You may assume the two numbers do not contain any leading zero, except the number 0 itself.

Example 1:

Input: l1 = [2,4,3], l2 = [5,6,4]
Output: [7,0,8]
Explanation: 342 + 465 = 807.

Intuition

The problem involves adding two numbers represented by linked lists. Since the digits are stored in reverse order, we can traverse both linked lists simultaneously, add the corresponding digits along with any carry from the previous step, and construct the resulting linked list.

Approach

Initialize variables carry and dummy to 0 and a dummy node, respectively. Also, initialize current to the dummy node.
Traverse both linked lists simultaneously until reaching the end of both lists.
At each step, compute the sum of the corresponding digits along with the carry from the previous step.
Update the carry for the next step and create a new node with the current digit of the sum.
Move to the next nodes in both linked lists and the resulting linked list.
After the traversal, check if there is any remaining carry.
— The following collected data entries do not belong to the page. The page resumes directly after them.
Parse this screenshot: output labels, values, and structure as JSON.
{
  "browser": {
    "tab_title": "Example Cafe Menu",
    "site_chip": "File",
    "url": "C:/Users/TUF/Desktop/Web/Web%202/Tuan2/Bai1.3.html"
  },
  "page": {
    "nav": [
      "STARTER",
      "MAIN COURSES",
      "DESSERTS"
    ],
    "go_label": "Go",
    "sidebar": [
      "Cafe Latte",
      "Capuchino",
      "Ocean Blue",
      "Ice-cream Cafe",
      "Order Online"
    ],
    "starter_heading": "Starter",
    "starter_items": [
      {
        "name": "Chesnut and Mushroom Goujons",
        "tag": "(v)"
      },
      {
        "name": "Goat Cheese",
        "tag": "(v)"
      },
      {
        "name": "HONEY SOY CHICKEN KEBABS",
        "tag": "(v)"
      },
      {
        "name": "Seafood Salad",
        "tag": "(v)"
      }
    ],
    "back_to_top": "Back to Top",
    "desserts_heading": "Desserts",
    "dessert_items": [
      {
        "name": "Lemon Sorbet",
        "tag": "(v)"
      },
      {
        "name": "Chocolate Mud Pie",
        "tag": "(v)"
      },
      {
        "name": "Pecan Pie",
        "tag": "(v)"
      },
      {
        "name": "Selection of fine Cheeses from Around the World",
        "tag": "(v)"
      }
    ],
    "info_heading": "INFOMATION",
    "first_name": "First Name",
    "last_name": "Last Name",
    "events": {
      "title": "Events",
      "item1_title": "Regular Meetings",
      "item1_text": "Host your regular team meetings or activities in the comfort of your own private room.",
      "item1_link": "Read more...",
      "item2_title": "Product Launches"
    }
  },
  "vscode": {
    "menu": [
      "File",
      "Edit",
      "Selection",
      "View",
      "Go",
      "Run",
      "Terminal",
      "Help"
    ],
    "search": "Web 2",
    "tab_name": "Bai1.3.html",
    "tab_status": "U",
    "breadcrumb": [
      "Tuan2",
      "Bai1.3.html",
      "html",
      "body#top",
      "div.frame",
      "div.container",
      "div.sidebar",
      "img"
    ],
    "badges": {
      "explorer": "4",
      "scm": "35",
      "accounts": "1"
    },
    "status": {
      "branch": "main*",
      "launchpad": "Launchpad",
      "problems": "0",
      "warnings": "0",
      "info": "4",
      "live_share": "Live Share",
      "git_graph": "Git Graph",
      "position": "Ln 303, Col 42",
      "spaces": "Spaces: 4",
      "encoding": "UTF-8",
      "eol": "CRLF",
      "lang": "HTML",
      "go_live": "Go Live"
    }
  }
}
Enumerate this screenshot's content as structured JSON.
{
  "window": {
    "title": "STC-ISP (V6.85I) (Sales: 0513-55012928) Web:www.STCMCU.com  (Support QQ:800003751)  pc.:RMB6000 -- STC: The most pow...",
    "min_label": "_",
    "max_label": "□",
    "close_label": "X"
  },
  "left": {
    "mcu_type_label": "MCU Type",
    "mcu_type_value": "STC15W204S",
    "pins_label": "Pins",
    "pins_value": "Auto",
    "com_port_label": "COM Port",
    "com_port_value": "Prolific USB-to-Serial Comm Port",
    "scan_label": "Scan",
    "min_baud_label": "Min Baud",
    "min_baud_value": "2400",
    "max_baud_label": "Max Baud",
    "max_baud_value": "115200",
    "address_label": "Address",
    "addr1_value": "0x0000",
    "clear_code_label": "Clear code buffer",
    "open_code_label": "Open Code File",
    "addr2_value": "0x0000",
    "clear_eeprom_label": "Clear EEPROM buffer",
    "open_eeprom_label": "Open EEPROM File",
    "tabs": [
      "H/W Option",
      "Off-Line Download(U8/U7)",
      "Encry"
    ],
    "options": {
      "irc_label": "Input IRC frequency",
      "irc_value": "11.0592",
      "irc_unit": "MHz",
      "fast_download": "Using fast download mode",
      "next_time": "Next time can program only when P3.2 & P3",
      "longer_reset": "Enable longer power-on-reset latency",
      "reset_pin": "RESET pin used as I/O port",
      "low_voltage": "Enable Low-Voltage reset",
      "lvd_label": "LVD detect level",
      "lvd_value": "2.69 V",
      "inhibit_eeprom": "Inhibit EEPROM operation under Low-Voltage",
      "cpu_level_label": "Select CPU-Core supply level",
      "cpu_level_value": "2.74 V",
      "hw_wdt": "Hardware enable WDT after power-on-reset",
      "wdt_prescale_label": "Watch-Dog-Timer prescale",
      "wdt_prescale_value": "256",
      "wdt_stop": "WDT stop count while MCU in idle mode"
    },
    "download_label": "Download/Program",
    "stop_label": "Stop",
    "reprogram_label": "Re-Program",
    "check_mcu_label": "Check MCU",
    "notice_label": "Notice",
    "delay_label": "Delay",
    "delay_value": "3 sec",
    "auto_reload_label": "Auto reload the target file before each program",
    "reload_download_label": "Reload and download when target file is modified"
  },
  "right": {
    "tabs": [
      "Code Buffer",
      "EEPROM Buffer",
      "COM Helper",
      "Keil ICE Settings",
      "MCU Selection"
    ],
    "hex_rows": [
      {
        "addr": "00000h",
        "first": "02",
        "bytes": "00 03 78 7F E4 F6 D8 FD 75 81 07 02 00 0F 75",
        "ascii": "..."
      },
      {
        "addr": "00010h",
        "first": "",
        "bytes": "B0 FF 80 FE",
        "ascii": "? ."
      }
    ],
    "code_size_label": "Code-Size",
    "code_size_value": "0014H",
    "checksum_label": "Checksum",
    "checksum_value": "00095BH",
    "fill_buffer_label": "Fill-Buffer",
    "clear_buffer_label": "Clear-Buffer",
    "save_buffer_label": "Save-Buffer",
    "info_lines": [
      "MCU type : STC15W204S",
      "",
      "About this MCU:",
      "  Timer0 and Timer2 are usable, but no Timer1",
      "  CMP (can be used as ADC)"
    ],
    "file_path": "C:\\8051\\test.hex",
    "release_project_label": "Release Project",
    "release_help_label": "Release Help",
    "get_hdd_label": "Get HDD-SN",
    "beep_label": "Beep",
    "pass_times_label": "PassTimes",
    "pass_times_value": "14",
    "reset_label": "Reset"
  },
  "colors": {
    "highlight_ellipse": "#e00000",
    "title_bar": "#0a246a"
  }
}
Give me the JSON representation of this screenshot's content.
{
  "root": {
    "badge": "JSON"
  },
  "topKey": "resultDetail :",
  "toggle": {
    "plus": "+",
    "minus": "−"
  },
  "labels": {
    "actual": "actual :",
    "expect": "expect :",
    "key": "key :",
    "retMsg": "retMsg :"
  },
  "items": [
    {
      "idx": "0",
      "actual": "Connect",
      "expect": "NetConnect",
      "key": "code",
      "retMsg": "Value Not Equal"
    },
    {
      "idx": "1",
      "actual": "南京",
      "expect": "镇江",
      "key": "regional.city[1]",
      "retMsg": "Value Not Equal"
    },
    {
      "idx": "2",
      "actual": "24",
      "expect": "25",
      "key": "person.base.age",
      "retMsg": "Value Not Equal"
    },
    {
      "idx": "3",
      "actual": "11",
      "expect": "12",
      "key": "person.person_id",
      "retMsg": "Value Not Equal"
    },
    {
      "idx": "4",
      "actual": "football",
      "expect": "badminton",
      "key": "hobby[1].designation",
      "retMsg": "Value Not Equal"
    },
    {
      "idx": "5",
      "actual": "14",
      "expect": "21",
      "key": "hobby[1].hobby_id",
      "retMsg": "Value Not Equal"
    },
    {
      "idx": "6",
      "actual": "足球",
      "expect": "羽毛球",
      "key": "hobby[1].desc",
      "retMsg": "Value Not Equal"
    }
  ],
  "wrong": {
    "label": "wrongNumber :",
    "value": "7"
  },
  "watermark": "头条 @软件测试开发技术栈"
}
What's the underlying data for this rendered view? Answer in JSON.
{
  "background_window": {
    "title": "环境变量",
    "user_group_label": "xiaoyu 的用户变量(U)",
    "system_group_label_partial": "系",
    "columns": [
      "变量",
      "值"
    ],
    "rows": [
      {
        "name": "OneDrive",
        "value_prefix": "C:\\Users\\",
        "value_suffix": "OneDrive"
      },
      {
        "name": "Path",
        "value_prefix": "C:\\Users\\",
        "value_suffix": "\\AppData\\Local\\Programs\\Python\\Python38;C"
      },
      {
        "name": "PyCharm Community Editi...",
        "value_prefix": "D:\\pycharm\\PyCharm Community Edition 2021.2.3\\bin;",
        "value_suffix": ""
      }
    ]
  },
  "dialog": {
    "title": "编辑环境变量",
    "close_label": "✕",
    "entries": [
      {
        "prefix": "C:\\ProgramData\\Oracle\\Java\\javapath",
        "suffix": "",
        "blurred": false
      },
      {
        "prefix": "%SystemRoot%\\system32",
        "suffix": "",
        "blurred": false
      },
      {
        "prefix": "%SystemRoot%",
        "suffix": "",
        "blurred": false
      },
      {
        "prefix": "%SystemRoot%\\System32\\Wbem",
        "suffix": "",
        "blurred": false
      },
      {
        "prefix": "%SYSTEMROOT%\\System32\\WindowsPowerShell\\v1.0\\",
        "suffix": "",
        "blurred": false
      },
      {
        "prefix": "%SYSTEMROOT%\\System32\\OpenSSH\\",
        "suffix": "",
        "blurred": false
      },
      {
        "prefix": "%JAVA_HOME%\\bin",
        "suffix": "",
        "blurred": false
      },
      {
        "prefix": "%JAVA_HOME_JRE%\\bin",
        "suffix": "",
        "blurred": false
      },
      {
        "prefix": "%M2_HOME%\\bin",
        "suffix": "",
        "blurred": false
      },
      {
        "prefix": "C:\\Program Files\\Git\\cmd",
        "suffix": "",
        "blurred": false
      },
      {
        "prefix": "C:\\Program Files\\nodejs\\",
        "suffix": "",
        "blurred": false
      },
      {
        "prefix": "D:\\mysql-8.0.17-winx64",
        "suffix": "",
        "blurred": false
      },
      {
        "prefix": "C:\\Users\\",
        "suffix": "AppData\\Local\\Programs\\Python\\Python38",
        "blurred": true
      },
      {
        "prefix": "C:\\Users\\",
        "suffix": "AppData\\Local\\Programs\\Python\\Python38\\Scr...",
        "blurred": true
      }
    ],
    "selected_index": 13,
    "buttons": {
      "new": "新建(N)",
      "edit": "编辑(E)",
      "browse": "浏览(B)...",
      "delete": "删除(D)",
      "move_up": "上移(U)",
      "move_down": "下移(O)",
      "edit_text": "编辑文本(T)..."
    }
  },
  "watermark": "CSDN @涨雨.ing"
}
If so, create a new node with the carry.
Return the head of the resulting linked list (dummy.next).

Complexity

• Time complexity:

The time complexity is O(max(m, n)), where m and n are the lengths of the two linked lists. The algorithm traverses both linked lists once.

• Space complexity:

The space complexity is O(max(m, n)) since the solution uses additional space to store the resulting linked list.

Code

# Definition for singly-linked list.
# class ListNode:
#     def __init__(self, val=0, next=None):
#         self.val = val
#         self.next = next
class Solution:
    def addTwoNumbers(self, l1: Optional[ListNode], l2: Optional[ListNode]) -> Optional[ListNode]:
        count = 0
        sum1 = sum2 = 0
        first , second = l1 , l2
        while first:
          val1 = first.val
          sum1 += val1 * (10 ** count)
          first = first.next
          count += 1
        temp = count

        count = 0
        while second:
          val2 = second.val
          sum2 += val2 * (10 ** count)
          second = second.next
          count += 1

        if (sum1 + sum2) // count == 0:
            total = (sum1 + sum2) % (10 ** max(temp , count))
        else:
            total = (sum1 + sum2) % (10 ** (max(temp , count) + 1))

        dummy = ListNode()
        current = dummy

        for digit in str(total)[::-1]:
          current.next = ListNode(int(digit))
          current = current.next

        return dummy.next